Die Konsequenz müsse heißen, „wahrzunehmen, was falsch ist in Europa“ und mehr noch: „die Populisten studieren, das Richtige im Falschen“ erkennen. Zum Beispiel: „Leute zu Wort kommen lassen, auf die sonst keiner hört“, auch jenen „Respekt“ erweisen, mit denen man sonst wenig am Hut habe.

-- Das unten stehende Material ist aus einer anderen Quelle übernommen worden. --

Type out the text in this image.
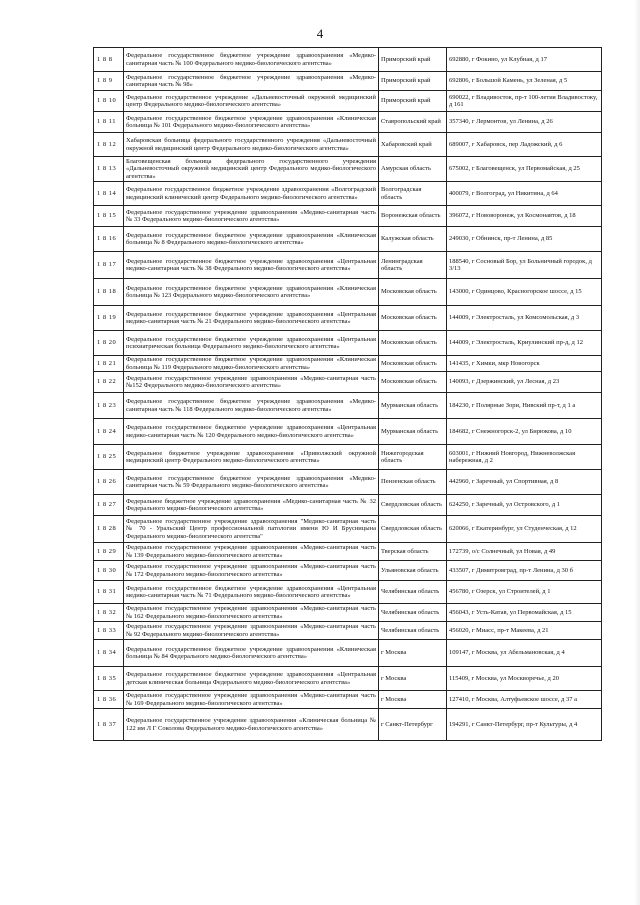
4
1 8 8	Федеральное государственное бюджетное учреждение здравоохранения «Медико-санитарная часть № 100 Федерального медико-биологического агентства»	Приморский край	692880, г Фокино, ул Клубная, д 17
1 8 9	Федеральное государственное бюджетное учреждение здравоохранения «Медико-санитарная часть № 98»	Приморский край	692806, г Большой Камень, ул Зеленая, д 5
1 8 10	Федеральное государственное учреждение «Дальневосточный окружной медицинский центр Федерального медико-биологического агентства»	Приморский край	690022, г Владивосток, пр-т 100-летия Владивостоку, д 161
1 8 11	Федеральное государственное бюджетное учреждение здравоохранения «Клиническая больница № 101 Федерального медико-биологического агентства»	Ставропольский край	357340, г Лермонтов, ул Ленина, д 26
1 8 12	Хабаровская больница федерального государственного учреждения «Дальневосточный окружной медицинский центр Федерального медико-биологического агентства»	Хабаровский край	689007, г Хабаровск, пер Ладожский, д 6
1 8 13	Благовещенская больница федерального государственного учреждения «Дальневосточный окружной медицинский центр Федерального медико-биологического агентства»	Амурская область	675002, г Благовещенск, ул Первомайская, д 25
1 8 14	Федеральное государственное бюджетное учреждение здравоохранения «Волгоградский медицинский клинический центр Федерального медико-биологического агентства»	Волгоградская область	400079, г Волгоград, ул Никитина, д 64
1 8 15	Федеральное государственное учреждение здравоохранения «Медико-санитарная часть № 33 Федерального медико-биологического агентства»	Воронежская область	396072, г Нововоронеж, ул Космонавтов, д 18
1 8 16	Федеральное государственное бюджетное учреждение здравоохранения «Клиническая больница № 8 Федерального медико-биологического агентства»	Калужская область	249030, г Обнинск, пр-т Ленина, д 85
1 8 17	Федеральное государственное бюджетное учреждение здравоохранения «Центральная медико-санитарная часть № 38 Федерального медико-биологического агентства»	Ленинградская область	188540, г Сосновый Бор, ул Больничный городок, д 3/13
1 8 18	Федеральное государственное бюджетное учреждение здравоохранения «Клиническая больница № 123 Федерального медико-биологического агентства»	Московская область	143000, г Одинцово, Красногорское шоссе, д 15
1 8 19	Федеральное государственное бюджетное учреждение здравоохранения «Центральная медико-санитарная часть № 21 Федерального медико-биологического агентства»	Московская область	144009, г Электросталь, ул Комсомольская, д 3
1 8 20	Федеральное государственное бюджетное учреждение здравоохранения «Центральная психиатрическая больница Федерального медико-биологического агентства»	Московская область	144009, г Электросталь, Криулинский пр-д, д 12
1 8 21	Федеральное государственное бюджетное учреждение здравоохранения «Клиническая больница № 119 Федерального медико-биологического агентства»	Московская область	141435, г Химки, мкр Новогорск
1 8 22	Федеральное государственное учреждение здравоохранения «Медико-санитарная часть №152 Федерального медико-биологического агентства»	Московская область	140093, г Дзержинский, ул Лесная, д 23
1 8 23	Федеральное государственное бюджетное учреждение здравоохранения «Медико-санитарная часть № 118 Федерального медико-биологического агентства»	Мурманская область	184230, г Полярные Зори, Нивский пр-т, д 1 а
1 8 24	Федеральное государственное бюджетное учреждение здравоохранения «Центральная медико-санитарная часть № 120 Федерального медико-биологического агентства»	Мурманская область	184682, г Снежногорск-2, ул Бирюкова, д 10
1 8 25	Федеральное бюджетное учреждение здравоохранения «Приволжский окружной медицинский центр Федерального медико-биологического агентства»	Нижегородская область	603001, г Нижний Новгород, Нижневолжская набережная, д 2
1 8 26	Федеральное государственное бюджетное учреждение здравоохранения «Медико-санитарная часть № 59 Федерального медико-биологического агентства»	Пензенская область	442960, г Заречный, ул Спортивная, д 8
1 8 27	Федеральное бюджетное учреждение здравоохранения «Медико-санитарная часть № 32 Федерального медико-биологического агентства»	Свердловская область	624250, г Заречный, ул Островского, д 1
1 8 28	Федеральное государственное учреждение здравоохранения "Медико-санитарная часть № 70 - Уральский Центр профессиональной патологии имени Ю И Брусницына Федерального медико-биологического агентства"	Свердловская область	620066, г Екатеринбург, ул Студенческая, д 12
1 8 29	Федеральное государственное учреждение здравоохранения «Медико-санитарная часть № 139 Федерального медико-биологического агентства»	Тверская область	172739, о/с Солнечный, ул Новая, д 49
1 8 30	Федеральное государственное учреждение здравоохранения «Медико-санитарная часть № 172 Федерального медико-биологического агентства»	Ульяновская область	433507, г Димитровград, пр-т Ленина, д 30 б
1 8 31	Федеральное государственное бюджетное учреждение здравоохранения «Центральная медико-санитарная часть № 71 Федерального медико-биологического агентства»	Челябинская область	456780, г Озерск, ул Строителей, д 1
1 8 32	Федеральное государственное учреждение здравоохранения «Медико-санитарная часть № 162 Федерального медико-биологического агентства»	Челябинская область	456043, г Усть-Катав, ул Первомайская, д 15
1 8 33	Федеральное государственное учреждение здравоохранения «Медико-санитарная часть № 92 Федерального медико-биологического агентства»	Челябинская область	456020, г Миасс, пр-т Макеева, д 21
1 8 34	Федеральное государственное бюджетное учреждение здравоохранения «Клиническая больница № 84 Федерального медико-биологического агентства»	г Москва	109147, г Москва, ул Абельмановская, д 4
1 8 35	Федеральное государственное бюджетное учреждение здравоохранения «Центральная детская клиническая больница Федерального медико-биологического агентства»	г Москва	115409, г Москва, ул Москворечье, д 20
1 8 36	Федеральное государственное учреждение здравоохранения «Медико-санитарная часть № 169 Федерального медико-биологического агентства»	г Москва	127410, г Москва, Алтуфьевское шоссе, д 37 а
1 8 37	Федеральное государственное учреждение здравоохранения «Клиническая больница № 122 им Л Г Соколова Федерального медико-биологического агентства»	г Санкт-Петербург	194291, г Санкт-Петербург, пр-т Культуры, д 4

Als „hervorragend“ lobt Winfried Kretschmann Bütikofers viel beklatschte Rede. Nie habe er sich vorstellen können, „dass wir den liberalen Verfassungsstaat nochmal verteidigen müssen“. Der Engstirnigkeit und dem Nationalismus der Rechtspopulisten müsse die „bärenstarke Bürgergesellschaft“ – immerhin zeigten 85 Prozent der Bürger im Land der AfD die kalte Schulter – das „nicht verhandelbare Menschenbild des Grundgesetzes“  entgegenhalten. Aber man dürfe „nicht noch einmal Ängste nicht wahrnehmen.“ Auch müsse Integration umfassender begriffen werden, denn: „Wie gut sind Leute integriert, die nur in ihrer medialen Filterblase leben, keine Zeitung lesen? Die sich nach der alten, so nicht wieder herstellbaren Ordnung sehnen oder  die systematisch Steuern hinterziehen? Oder wir Politiker mit unserer akademisierten Sprache, die ein Teil der Leute nicht mehr versteht?“ Inhaltlich müssten die Grünen „die Ökologie wieder in den Vordergrund stellen“. Das sei „nicht irgendein Modethema, sondern die Menschheitsfrage.“

Seit Samstag haben die Landes-Grünen auch wieder eine neue Vorsitzende: Die Volkswirtin Sandra Detzer (36) ist Nachfolgerin der jetzigen Landtagsabgeordneten Thekla Walker und führt mit dem Linken Oliver Hildenbrand die Partei. Detzer, die 82,4 Prozent erhielt, versprach, „Pfadfinderin“ für die Anliegen der Bürger sein zu wollen. Die Grünen forderte sie auf: „Runter von der Couch, rein in die Sitzungen, die Meinungsbildung nicht den Populisten überlassen!“

Wer an der Spitze der Landesliste steht

Als aussichtsreich gelten die ersten 15 Plätze der Liste. 1: Kerstin Andreae (Freiburg), 2: Cem Özdemir (Stuttgart) 3:Sylvia Kotting-Uhl (Karlsruhe), 4: Gerhard Schick (Mannheim), 5: Agnieszka Brugger (Ravensburg), 6: Chris Kühn (Tübingen), 7: Beate Müller-Gemmeke (Reutlingen), 8: Harald Ebner (Schwäbisch Hall), 9: Franziska Brantner (Heidelberg), 10: Matthias Gastel (Esslingen) 11: A. Christmann (Stuttgart) 12: D. Bayaz (Heidelberg), 13: M. Stumpp (Heidenheim) 14: G. Zickenheiner (Lörrach) 15: C. Schneidewind-Hartnagel (Neckar-Odenwald).